Well prior to Covid-19 scholars such as economist James Galbraith and public intellectual Yuval Noah Harari wrestled with the future of labour, "paid work," in the age of automation, robotics and artificial intelligence and algorithms.

They foresaw a world in which much human labour falls redundant and new means of wealth distribution are wanted but fiercely opposed by those with the whip hand.

Galbraith discusses how, whenever there's a disruption in the economy - a recession or, of course, a pandemic - corporations use the down time to find ways to modernize, cut costs and inevitably their employees aiming to return to profitability and an increased market share once the recovery begins.

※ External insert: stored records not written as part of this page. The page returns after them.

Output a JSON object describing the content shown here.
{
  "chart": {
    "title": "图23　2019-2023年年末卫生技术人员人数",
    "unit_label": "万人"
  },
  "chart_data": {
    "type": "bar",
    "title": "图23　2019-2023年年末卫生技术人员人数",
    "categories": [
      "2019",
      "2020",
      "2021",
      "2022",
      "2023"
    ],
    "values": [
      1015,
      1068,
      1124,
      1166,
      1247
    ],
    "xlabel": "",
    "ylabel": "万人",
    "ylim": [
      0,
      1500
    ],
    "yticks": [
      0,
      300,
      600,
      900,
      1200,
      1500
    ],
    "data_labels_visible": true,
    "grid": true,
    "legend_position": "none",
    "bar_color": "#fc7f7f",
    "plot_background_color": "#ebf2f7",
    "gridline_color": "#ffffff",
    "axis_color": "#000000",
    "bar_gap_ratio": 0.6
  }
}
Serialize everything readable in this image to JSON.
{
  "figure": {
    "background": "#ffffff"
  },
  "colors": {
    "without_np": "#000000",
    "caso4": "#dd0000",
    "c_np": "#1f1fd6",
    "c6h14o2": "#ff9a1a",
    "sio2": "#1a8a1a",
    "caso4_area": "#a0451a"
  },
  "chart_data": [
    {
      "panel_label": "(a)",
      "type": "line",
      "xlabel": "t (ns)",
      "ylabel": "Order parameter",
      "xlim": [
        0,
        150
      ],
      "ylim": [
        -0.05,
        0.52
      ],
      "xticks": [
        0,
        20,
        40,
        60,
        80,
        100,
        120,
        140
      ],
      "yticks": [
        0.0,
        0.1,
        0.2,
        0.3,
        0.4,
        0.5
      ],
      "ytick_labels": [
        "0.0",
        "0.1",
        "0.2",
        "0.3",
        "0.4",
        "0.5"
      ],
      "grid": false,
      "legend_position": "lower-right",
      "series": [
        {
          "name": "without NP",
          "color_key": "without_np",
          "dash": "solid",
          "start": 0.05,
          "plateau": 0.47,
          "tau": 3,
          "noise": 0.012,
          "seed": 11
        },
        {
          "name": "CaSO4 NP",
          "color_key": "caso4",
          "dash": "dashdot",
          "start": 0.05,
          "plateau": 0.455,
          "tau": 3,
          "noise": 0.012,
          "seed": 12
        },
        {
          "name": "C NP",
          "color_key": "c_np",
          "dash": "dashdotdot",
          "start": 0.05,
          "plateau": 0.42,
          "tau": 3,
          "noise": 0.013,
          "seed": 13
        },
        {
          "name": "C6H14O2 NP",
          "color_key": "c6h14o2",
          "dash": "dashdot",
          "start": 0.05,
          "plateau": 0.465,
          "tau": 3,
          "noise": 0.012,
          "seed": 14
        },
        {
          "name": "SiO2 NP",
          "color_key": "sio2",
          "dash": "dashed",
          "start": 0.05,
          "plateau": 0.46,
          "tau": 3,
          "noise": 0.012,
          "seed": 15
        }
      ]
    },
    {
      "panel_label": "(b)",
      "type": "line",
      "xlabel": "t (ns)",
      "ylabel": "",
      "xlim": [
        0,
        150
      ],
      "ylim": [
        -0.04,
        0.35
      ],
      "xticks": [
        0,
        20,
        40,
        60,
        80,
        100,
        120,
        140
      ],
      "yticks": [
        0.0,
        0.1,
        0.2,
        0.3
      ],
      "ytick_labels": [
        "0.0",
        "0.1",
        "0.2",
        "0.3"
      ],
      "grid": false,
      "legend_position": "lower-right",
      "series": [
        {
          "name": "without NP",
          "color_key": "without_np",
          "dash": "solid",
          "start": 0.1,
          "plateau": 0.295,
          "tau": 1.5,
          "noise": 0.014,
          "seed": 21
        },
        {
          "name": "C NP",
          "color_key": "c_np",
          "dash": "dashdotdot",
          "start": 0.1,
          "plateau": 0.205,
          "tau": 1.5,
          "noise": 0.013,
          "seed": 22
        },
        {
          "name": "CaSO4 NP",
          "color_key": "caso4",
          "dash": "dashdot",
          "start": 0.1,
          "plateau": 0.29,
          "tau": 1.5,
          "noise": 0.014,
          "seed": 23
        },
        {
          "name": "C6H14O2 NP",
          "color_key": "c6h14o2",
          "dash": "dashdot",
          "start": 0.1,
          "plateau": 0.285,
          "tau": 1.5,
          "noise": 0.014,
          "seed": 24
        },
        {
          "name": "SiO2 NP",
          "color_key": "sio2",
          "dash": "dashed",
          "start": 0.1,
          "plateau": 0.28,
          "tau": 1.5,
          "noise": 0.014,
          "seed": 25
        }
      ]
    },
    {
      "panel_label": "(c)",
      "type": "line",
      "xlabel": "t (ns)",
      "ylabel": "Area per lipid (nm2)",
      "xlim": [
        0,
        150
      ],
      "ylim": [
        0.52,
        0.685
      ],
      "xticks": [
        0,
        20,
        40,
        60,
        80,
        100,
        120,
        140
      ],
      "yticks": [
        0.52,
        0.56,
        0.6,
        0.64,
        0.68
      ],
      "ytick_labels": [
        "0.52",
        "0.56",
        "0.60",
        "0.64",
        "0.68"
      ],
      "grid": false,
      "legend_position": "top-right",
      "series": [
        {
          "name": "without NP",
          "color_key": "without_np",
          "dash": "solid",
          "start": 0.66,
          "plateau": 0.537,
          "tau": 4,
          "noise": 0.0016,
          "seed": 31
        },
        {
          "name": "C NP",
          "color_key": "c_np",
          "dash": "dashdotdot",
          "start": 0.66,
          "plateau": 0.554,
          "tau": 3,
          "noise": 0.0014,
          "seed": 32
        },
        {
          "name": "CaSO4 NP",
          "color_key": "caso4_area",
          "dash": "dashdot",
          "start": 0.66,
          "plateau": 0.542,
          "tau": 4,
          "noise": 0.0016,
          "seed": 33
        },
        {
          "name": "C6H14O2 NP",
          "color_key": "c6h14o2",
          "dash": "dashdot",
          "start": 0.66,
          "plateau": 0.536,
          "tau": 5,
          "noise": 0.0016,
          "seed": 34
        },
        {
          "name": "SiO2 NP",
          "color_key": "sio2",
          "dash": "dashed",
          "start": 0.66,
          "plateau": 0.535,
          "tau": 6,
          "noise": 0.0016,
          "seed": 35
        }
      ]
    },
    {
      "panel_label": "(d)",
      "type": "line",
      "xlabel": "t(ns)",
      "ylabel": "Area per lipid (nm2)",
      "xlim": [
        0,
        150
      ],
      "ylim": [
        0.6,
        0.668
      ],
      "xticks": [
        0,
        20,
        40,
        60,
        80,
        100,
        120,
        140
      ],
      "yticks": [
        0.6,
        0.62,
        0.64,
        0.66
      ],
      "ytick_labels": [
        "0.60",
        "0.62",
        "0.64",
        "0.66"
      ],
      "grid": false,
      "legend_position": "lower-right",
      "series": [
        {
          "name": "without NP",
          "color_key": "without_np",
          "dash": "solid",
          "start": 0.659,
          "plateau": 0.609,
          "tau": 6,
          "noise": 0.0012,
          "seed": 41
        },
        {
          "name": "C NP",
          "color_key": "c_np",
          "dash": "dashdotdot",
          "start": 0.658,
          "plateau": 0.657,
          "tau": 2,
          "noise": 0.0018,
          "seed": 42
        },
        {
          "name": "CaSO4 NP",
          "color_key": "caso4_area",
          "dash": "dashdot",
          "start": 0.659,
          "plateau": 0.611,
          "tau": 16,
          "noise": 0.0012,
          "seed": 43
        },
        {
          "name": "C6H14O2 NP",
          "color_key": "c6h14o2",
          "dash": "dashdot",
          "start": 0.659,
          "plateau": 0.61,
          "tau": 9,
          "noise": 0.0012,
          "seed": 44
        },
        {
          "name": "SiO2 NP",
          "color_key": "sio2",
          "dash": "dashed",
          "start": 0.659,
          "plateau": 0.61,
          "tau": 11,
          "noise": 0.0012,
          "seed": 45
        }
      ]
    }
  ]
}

If Harari and Galbraith are right, the struggle between labour and capital may become hotter in the post-pandemic era. This is when, as Lincoln and Theodore Roosevelt observed, government should intervene to expand the rights and power of labour. I don't see any sign of that, have you?

These are issues that Krugman tends to ignore. Despite his enlightenment, when it comes to problems such as perpetual exponential growth, Krugman is no visionary. That's what makes a column such as this a bit myopic and deeply hypothetical.

Owen Gray said...

As I suggested to Lorne, Mound, the forces of reaction are organizing. What could be a step forward may become a march backward.